Phillip and Patricia Frost Museum of Science
  • What you’ll find: From sprawling Bayfront Park to open-air shopping at Brickell City Centre, Downtown Miami is a high-energy, urban paradise offering the finest restaurants, nightlife, entertainment and a skyline that rivals some of the best in the world.
  • Where to eat: No fewer than seven new food halls are changing the way Miamians dine-out. Make your way to La Centrale and Casa Tua Cocina for Italian food straight from the source; meander through the Asian night market 1-800-Lucky; or opt for something on the heathier side at Jackson Hall and St. Roch Market. If dining al fresco is more your speed, the Wynwood Yard and the seafood-inspired The Wharf on the Miami River are open year-round.
  • Not to be missed: Centered around Museum Park is Pérez Art Museum Miami—home to an extensive largest collection of contemporary Cuban and Latin American art— and the new $350 million Frost Museum of Science. Far from your average science museum, Frost’s signature attractions include a 500,000-gallon aquarium, floating science lab and planetarium.
  • Getting around: Getting around Downtown Miami has never been easier. The city’s ten trolley routes and Metrorail service will take you wherever you need to go free of charge.

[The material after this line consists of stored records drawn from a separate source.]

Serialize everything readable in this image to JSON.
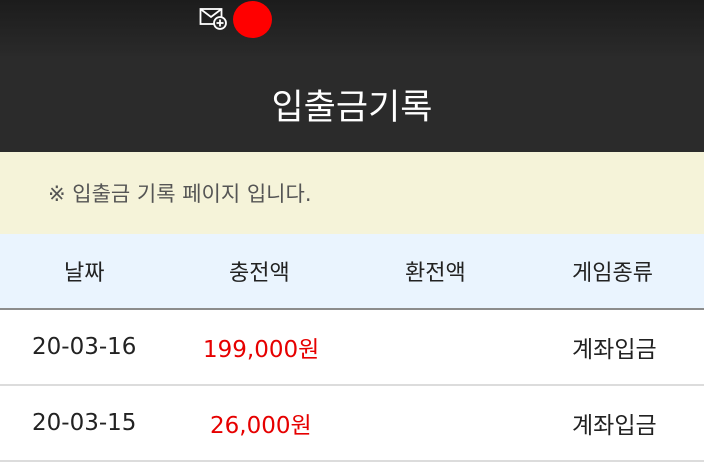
{
  "top_bar": {
    "icons": [
      "mail-add-icon",
      "notification-dot"
    ],
    "accent_color": "#ff0000"
  },
  "header": {
    "title": "입출금기록"
  },
  "notice": {
    "text": "※ 입출금 기록 페이지 입니다."
  },
  "table": {
    "columns": [
      "날짜",
      "충전액",
      "환전액",
      "게임종류"
    ],
    "rows": [
      {
        "date": "20-03-16",
        "deposit": "199,000원",
        "withdraw": "",
        "game": "계좌입금"
      },
      {
        "date": "20-03-15",
        "deposit": "26,000원",
        "withdraw": "",
        "game": "계좌입금"
      }
    ],
    "deposit_color": "#e60000"
  }
}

Photo courtesy of Broward Center for the Performing Arts
  • What you’ll find: South Florida’s best beaches and the International Boat Show have defined Fort Lauderdale for decades, but with each new luxury condo, chef-driven restaurant, and hotel opening, the city is becoming ever more cosmopolitan.

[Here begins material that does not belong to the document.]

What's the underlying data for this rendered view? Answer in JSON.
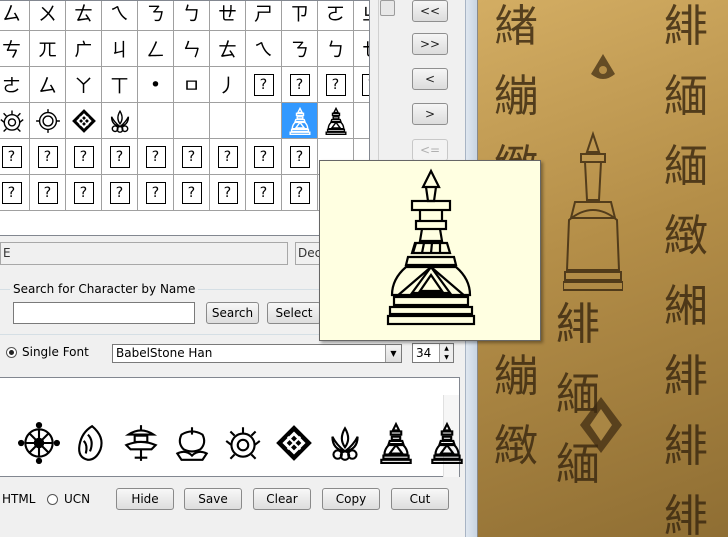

  • Where to eat: Las Olas Boulevard has undergone a major transformation in recent years from being a collection of tourist shops and boutiques to the beating heart of Fort Lauderdale’s culinary scene. Staples Louie Bossi, Grille 401 and Rocco’s Tacos are crowd pleasers for visitors and locals a like, while newcomers such as El Camino and Red Door Asian Bistro are shaking things up.
  • Not to be missed: Step back in time at the Museum of Discovery & Science with permanent exhibits that include a dinosaur boneyard; three different cockpit simulators; and a storm center where you can feel the rush of hurricane force winds.

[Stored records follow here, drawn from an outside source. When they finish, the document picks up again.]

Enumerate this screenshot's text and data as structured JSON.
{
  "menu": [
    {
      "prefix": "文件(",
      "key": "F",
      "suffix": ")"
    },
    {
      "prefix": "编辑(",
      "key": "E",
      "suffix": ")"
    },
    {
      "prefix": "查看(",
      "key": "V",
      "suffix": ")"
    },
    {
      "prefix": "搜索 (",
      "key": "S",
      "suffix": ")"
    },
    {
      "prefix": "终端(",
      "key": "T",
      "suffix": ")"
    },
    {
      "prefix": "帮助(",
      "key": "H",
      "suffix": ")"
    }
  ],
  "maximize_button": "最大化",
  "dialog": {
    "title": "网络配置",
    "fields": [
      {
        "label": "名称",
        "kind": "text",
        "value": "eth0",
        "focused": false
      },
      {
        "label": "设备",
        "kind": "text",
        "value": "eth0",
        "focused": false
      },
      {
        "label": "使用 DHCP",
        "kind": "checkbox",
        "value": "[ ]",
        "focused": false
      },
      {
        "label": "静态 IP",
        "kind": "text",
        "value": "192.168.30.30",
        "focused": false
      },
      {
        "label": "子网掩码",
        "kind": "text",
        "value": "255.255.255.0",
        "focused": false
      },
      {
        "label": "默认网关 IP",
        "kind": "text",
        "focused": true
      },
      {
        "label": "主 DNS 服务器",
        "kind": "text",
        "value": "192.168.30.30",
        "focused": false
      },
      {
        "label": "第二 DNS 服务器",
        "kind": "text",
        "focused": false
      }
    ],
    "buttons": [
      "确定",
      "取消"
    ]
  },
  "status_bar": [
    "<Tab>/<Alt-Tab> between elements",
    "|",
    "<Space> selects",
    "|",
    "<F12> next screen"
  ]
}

  • Getting around: Broward B-Cycle allows you to rent bicycles from 27 stations throughout the city, or hop aboard the Sun Trolley for a fun, affordable and convenient way to get around town.



Clematis at Night. Photo courtesy of Discover the Palm Beaches.
  • What you’ll find: Colorful Clematis Street and chic social clubs like The Breakers have drawn generations of well-heeled travelers, honeymooners, professionals and mother-daughter duos to West Palm for rest, relaxation, and a taste of the good life.
  • Where to eat: Meet award-winning chefs, taste tropical fruits, and experience the city through its local cuisine with West Palm Beach Food Tours. Offering tastings at locally-owned restaurants, cooking classes, and tours of Grandview Public Market, the entirety of West Palm epicurean playground is at your fingertips. If you’re short on time, head to CityPlace, located a block from the Brightline station.
  • Not to be missed: As close to Versailles as you’ll find in South Florida, the Henry Morrison Flagler Museum is a 73-room, 100,000 square foot mansion that once served as the winter retreat of one of the region’s most famous families. Just down the road, e Society of the Four Arts offers sculpture and botanical gardens that pay tribute to South Florida’s diverse landscape.
  • Getting around The Downtown Trolley makes getting around the Clematis and City Place Districts a breeze—and did we mention it’s free? Pickups happen every 10 minutes at designated trolley stops.